DGX Spark runs ARM64, not x86. When installing software:

Use aarch64 or arm64 package versions
NGC CLI must be ARM64 Linux version
Some x86-only tools require alternatives or won't work
Check NGC for ARM64-compatible containers

Playbook Selection Guide

Goal	Recommended Playbook
Chat with local LLM	Open WebUI + Ollama
Serve LLM API	vLLM or TRT-LLM
Fine-tune LLM	LLaMA Factory (quick) or NeMo (production)
Build RAG app	RAG in AI Workbench
Generate images	Comfy UI
AI coding assistant	Vibe Coding
Remote access	Tailscale
Data science	CUDA-X Data Science
Large models (>200B)	Connect Two Sparks

Decision Logic

User asks about inference → Check model size, recommend vLLM (high throughput) or TRT-LLM (optimized latency), or Ollama for simple use.

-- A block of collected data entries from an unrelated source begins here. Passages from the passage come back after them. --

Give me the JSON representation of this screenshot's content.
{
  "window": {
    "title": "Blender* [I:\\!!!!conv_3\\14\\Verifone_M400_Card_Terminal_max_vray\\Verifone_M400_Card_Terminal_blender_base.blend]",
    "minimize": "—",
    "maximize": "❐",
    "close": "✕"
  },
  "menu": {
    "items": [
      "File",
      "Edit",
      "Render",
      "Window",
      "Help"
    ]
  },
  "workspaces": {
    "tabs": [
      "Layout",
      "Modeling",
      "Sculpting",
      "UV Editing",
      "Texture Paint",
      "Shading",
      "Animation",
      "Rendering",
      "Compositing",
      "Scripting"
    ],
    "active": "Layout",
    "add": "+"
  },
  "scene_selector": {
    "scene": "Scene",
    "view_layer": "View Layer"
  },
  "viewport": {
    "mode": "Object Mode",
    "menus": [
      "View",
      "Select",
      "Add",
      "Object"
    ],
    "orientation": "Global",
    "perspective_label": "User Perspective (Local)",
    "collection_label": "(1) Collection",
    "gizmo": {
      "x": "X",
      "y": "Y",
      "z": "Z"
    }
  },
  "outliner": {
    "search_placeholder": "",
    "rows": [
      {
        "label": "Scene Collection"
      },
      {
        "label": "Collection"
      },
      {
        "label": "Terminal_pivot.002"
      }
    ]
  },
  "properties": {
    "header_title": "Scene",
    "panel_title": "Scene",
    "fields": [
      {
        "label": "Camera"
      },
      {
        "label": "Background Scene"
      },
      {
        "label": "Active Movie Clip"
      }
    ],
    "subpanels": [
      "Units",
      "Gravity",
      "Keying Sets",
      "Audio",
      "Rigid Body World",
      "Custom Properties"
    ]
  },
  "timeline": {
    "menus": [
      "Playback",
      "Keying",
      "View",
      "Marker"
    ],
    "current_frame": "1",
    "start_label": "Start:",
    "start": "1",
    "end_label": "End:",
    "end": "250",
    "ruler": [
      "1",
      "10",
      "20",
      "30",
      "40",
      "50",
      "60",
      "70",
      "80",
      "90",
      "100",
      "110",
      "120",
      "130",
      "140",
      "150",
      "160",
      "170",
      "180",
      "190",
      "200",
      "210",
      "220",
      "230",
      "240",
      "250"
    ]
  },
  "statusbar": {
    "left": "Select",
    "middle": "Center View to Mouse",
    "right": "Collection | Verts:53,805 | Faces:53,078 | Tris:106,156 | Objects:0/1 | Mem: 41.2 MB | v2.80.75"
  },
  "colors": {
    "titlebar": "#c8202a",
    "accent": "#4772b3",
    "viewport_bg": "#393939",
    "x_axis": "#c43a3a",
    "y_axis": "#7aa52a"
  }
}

User asks about fine-tuning → Assess complexity: LLaMA Factory/Unsloth for experiments, NeMo for production, PyTorch for custom needs.

User asks about AI Workbench → Load references/ai-workbench.md, guide through project creation/cloning.

User reports error/issue → Load references/known-issues.md, check if known issue, provide diagnostic commands.

User asks about specs/capabilities → Load references/hardware-specs.md, provide relevant details.

User wants specific playbook → Load references/playbooks-index.md, provide direct link and summary.